Meat quality is one of the most important economic traits in pig breeding and production, and intramuscular fat (IMF) content is the major factor in improving meat quality. The IMF deposition in pigs is influenced by transcriptional regulation, which is dependent on chromatin accessibility. However, how chromatin accessibility plays a regulatory role in IMF deposition in pigs has not been reported. Xidu black is a composite pig breed with excellent meat quality, which is an ideal research object of this study. In this study, we used the assay for transposase-accessible chromatin using sequencing (ATAC-seq) and RNA sequencing (RNA-seq) analysis to identify the accessible chromatin regions and key genes affecting IMF content in Xidu black pig breed with extremely high and low IMF content. First, we identified 21,960 differential accessible chromatin peaks and 297 differentially expressed genes. The motif analysis of differential peaks revealed several potential cis-regulatory elements containing binding sites for transcription factors with potential roles in fat deposition, including Mef2c, CEBP, Fra1, and AP-1. Then, by integrating the ATAC-seq and RNA-seq analysis results, we found 47 genes in the extremely high IMF (IMF_H) group compared with the extremely low IMF (IMF_L) group.

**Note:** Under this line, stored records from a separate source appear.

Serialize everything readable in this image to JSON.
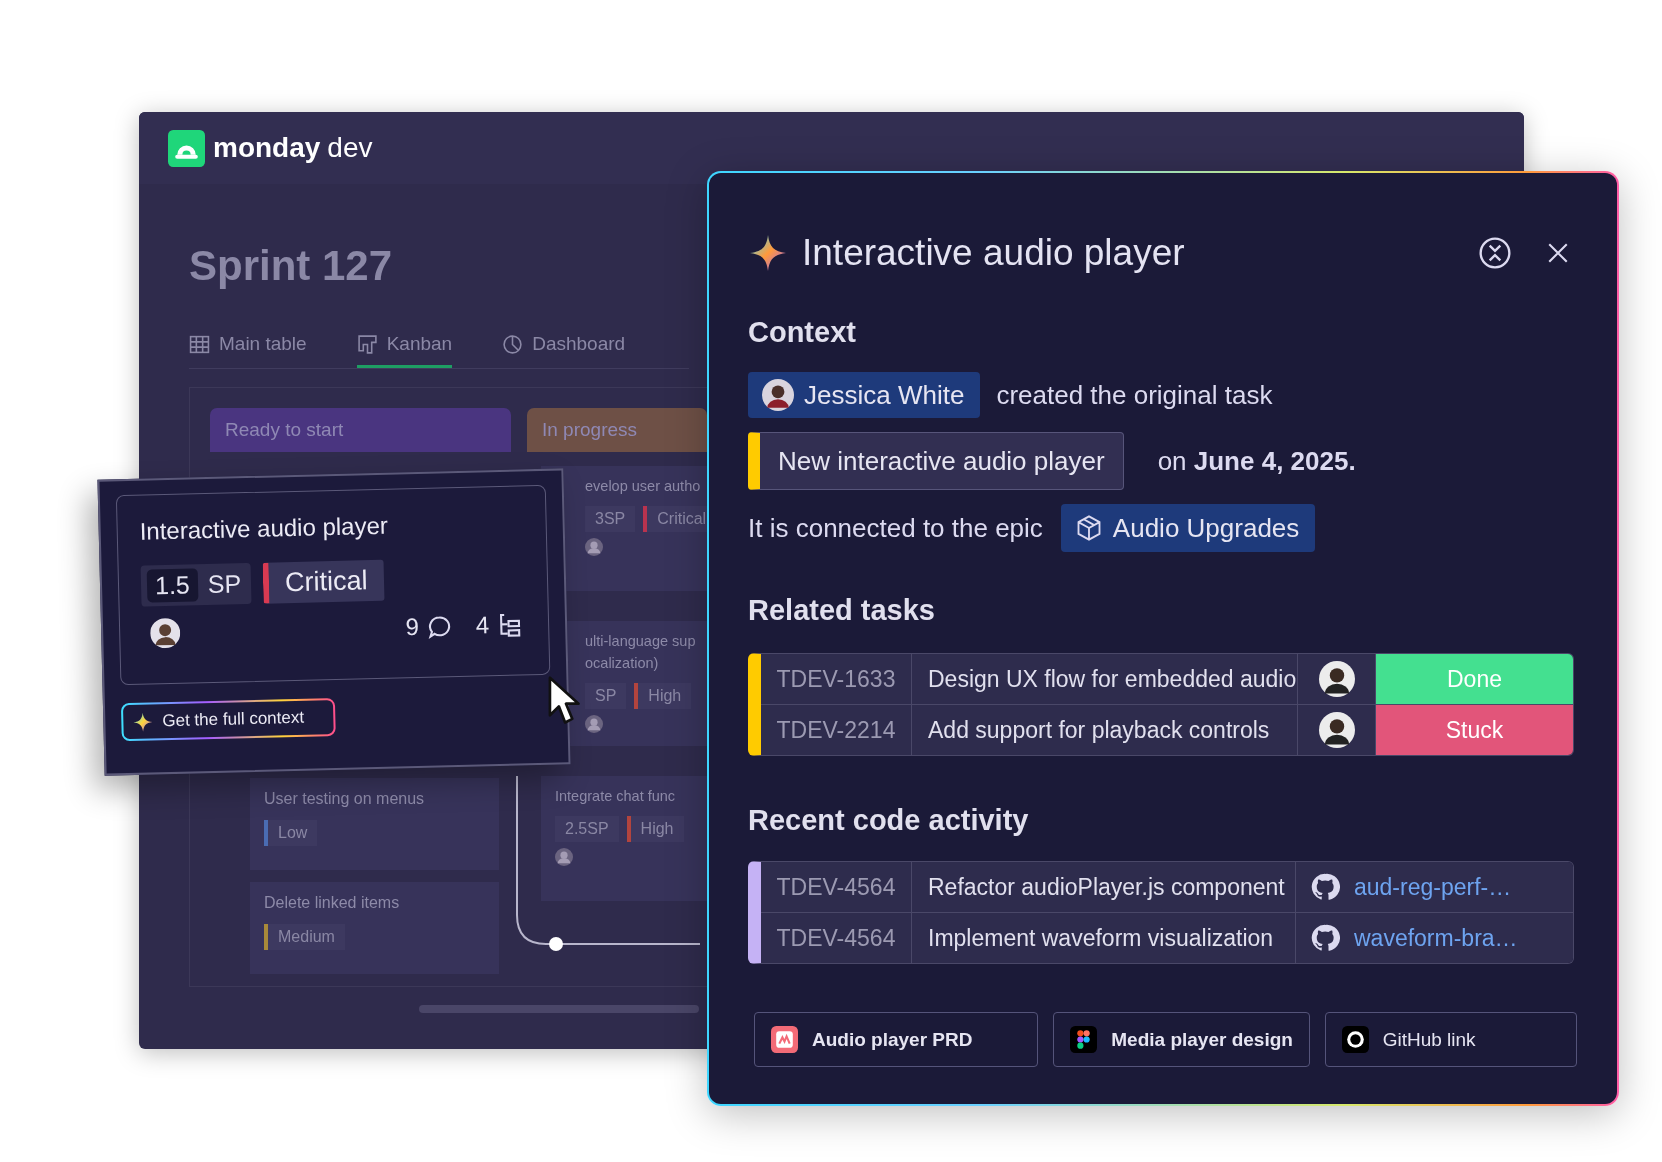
{
  "brand": {
    "name": "monday",
    "product": "dev"
  },
  "board": {
    "title": "Sprint 127",
    "tabs": [
      {
        "label": "Main table",
        "selected": false
      },
      {
        "label": "Kanban",
        "selected": true
      },
      {
        "label": "Dashboard",
        "selected": false
      }
    ],
    "columns": [
      {
        "title": "Ready to start",
        "color": "#4a3580",
        "cards": [
          {
            "lines": [
              "User testing on menus"
            ],
            "tag": {
              "label": "Low",
              "color": "#4a6cb3"
            }
          },
          {
            "lines": [
              "Delete linked items"
            ],
            "tag": {
              "label": "Medium",
              "color": "#a8893a"
            }
          }
        ]
      },
      {
        "title": "In progress",
        "color": "#6e5046",
        "cards": [
          {
            "lines": [
              "evelop user autho"
            ],
            "points": "3",
            "unit": "SP",
            "tag": {
              "label": "Critical",
              "color": "#b8334f"
            }
          },
          {
            "lines": [
              "ulti-language sup",
              "ocalization)"
            ],
            "unit": "SP",
            "tag": {
              "label": "High",
              "color": "#b2443e"
            }
          },
          {
            "lines": [
              "Integrate chat func"
            ],
            "points": "2.5",
            "unit": "SP",
            "tag": {
              "label": "High",
              "color": "#b2443e"
            }
          }
        ]
      }
    ]
  },
  "card": {
    "title": "Interactive audio player",
    "points": "1.5",
    "unit": "SP",
    "priority": {
      "label": "Critical",
      "color": "#d83a52"
    },
    "comments": "9",
    "subitems": "4",
    "button": "Get the full context"
  },
  "panel": {
    "title": "Interactive audio player",
    "context": {
      "heading": "Context",
      "creator": "Jessica White",
      "created_text": "created the original task",
      "original_task": "New interactive audio player",
      "date_text": "on **June 4, 2025.**",
      "epic_text": "It is connected to the epic",
      "epic": "Audio Upgrades"
    },
    "related": {
      "heading": "Related tasks",
      "color": "#ffcb00",
      "rows": [
        {
          "id": "TDEV-1633",
          "title": "Design UX flow for embedded audio",
          "status": {
            "label": "Done",
            "color": "#44e090"
          }
        },
        {
          "id": "TDEV-2214",
          "title": "Add support for playback controls",
          "status": {
            "label": "Stuck",
            "color": "#e2557a"
          }
        }
      ]
    },
    "code": {
      "heading": "Recent code activity",
      "color": "#c5b2f5",
      "rows": [
        {
          "id": "TDEV-4564",
          "title": "Refactor audioPlayer.js component",
          "branch": "aud-reg-perf-…"
        },
        {
          "id": "TDEV-4564",
          "title": "Implement waveform visualization",
          "branch": "waveform-bra…"
        }
      ]
    },
    "links": [
      {
        "label": "Audio player PRD"
      },
      {
        "label": "Media player design"
      },
      {
        "label": "GitHub link"
      }
    ]
  }
}
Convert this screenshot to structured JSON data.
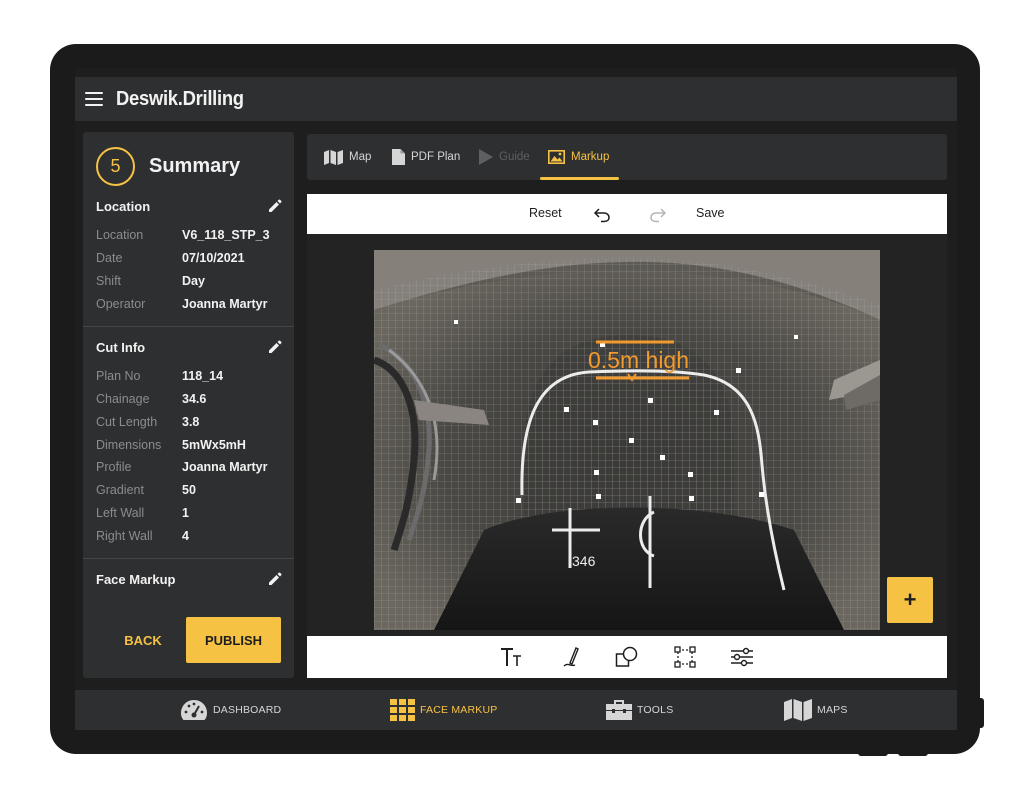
{
  "app": {
    "title": "Deswik.Drilling"
  },
  "summary": {
    "step": "5",
    "title": "Summary",
    "location_section": {
      "heading": "Location",
      "rows": [
        {
          "key": "Location",
          "value": "V6_118_STP_3"
        },
        {
          "key": "Date",
          "value": "07/10/2021"
        },
        {
          "key": "Shift",
          "value": "Day"
        },
        {
          "key": "Operator",
          "value": "Joanna Martyr"
        }
      ]
    },
    "cut_section": {
      "heading": "Cut Info",
      "rows": [
        {
          "key": "Plan No",
          "value": "118_14"
        },
        {
          "key": "Chainage",
          "value": "34.6"
        },
        {
          "key": "Cut Length",
          "value": "3.8"
        },
        {
          "key": "Dimensions",
          "value": "5mWx5mH"
        },
        {
          "key": "Profile",
          "value": "Joanna Martyr"
        },
        {
          "key": "Gradient",
          "value": "50"
        },
        {
          "key": "Left Wall",
          "value": "1"
        },
        {
          "key": "Right Wall",
          "value": "4"
        }
      ]
    },
    "face_section": {
      "heading": "Face Markup"
    },
    "back_label": "BACK",
    "publish_label": "PUBLISH"
  },
  "tabs": [
    {
      "label": "Map",
      "icon": "map-icon",
      "state": "normal"
    },
    {
      "label": "PDF Plan",
      "icon": "document-icon",
      "state": "normal"
    },
    {
      "label": "Guide",
      "icon": "play-icon",
      "state": "disabled"
    },
    {
      "label": "Markup",
      "icon": "image-icon",
      "state": "active"
    }
  ],
  "toolbar": {
    "reset_label": "Reset",
    "save_label": "Save"
  },
  "photo": {
    "annotation_text": "0.5m high",
    "chalk_number": "346"
  },
  "fab": {
    "label": "+"
  },
  "draw_tools": [
    "text-tool-icon",
    "pen-tool-icon",
    "shape-tool-icon",
    "select-tool-icon",
    "adjust-tool-icon"
  ],
  "bottom_nav": [
    {
      "label": "DASHBOARD",
      "icon": "speedometer-icon",
      "active": false
    },
    {
      "label": "FACE MARKUP",
      "icon": "grid-icon",
      "active": true
    },
    {
      "label": "TOOLS",
      "icon": "toolbox-icon",
      "active": false
    },
    {
      "label": "MAPS",
      "icon": "map-icon",
      "active": false
    }
  ],
  "colors": {
    "accent": "#f6c244",
    "panel": "#2e2f31",
    "background": "#1e1e1e"
  }
}
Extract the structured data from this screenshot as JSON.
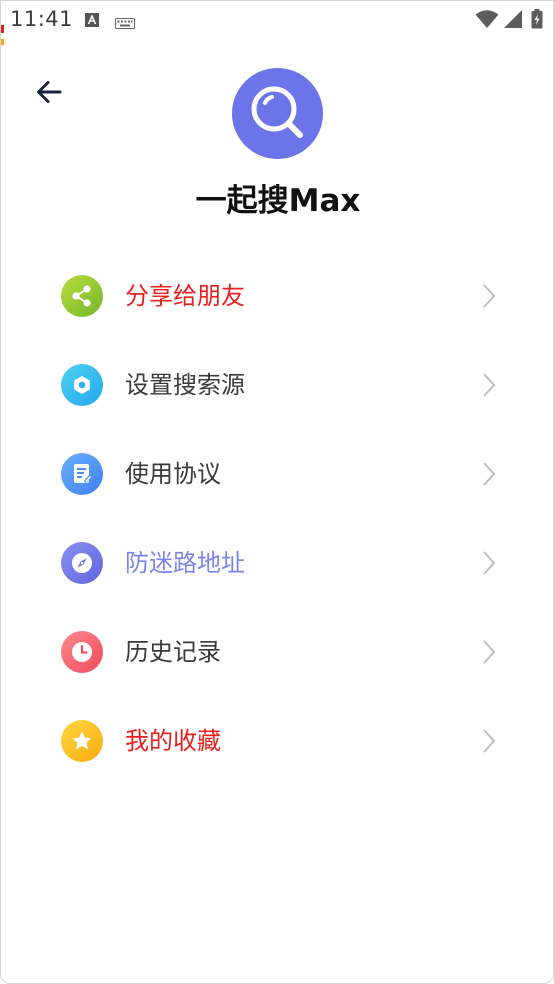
{
  "status_bar": {
    "time": "11:41",
    "icons": [
      "a-notification-icon",
      "keyboard-icon",
      "wifi-icon",
      "signal-icon",
      "battery-icon"
    ]
  },
  "header": {
    "back_icon": "arrow-left-icon",
    "logo_icon": "magnifier-icon",
    "title": "一起搜Max"
  },
  "colors": {
    "logo_bg": "#6b74e8",
    "label_default": "#3a3a3a",
    "label_red": "#e8211f",
    "label_purple": "#7c84ea",
    "chevron": "#bdbdbd"
  },
  "menu": {
    "items": [
      {
        "id": "share",
        "label": "分享给朋友",
        "icon": "share-icon",
        "label_color": "#e8211f"
      },
      {
        "id": "search-source",
        "label": "设置搜索源",
        "icon": "gear-icon",
        "label_color": "#3a3a3a"
      },
      {
        "id": "agreement",
        "label": "使用协议",
        "icon": "document-icon",
        "label_color": "#3a3a3a"
      },
      {
        "id": "address",
        "label": "防迷路地址",
        "icon": "compass-icon",
        "label_color": "#7c84ea"
      },
      {
        "id": "history",
        "label": "历史记录",
        "icon": "clock-icon",
        "label_color": "#3a3a3a"
      },
      {
        "id": "favorites",
        "label": "我的收藏",
        "icon": "star-icon",
        "label_color": "#e8211f"
      }
    ]
  }
}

For these genes, we observed a significant positive correlation between the differential gene expression and differential ATAC-seq signal (r2 = 0.42). This suggests a causative relationship between chromatin remodeling and the resulting gene expression. We identified several candidate genes (PVALB, THRSP, HOXA9, EEPD1, HOXA10, and PDE4B) that might be associated with fat deposition. Through the PPI analysis, we found that PVALB gene was the top hub gene. In addition, some pathways that might regulate fat cell differentiation and lipid metabolism, such as the PI3K-Akt signaling pathway, MAPK signaling pathway, and calcium signaling pathway, were significantly enriched in the ATAC-seq and RNA-seq analysis. To the best of our knowledge, our study is the first to use ATAC-seq and RNA-seq to examine the mechanism of IMF deposition from a new perspective. Our results provide valuable information for understanding the regulation mechanism of IMF deposition and an important foundation for improving the quality of pork.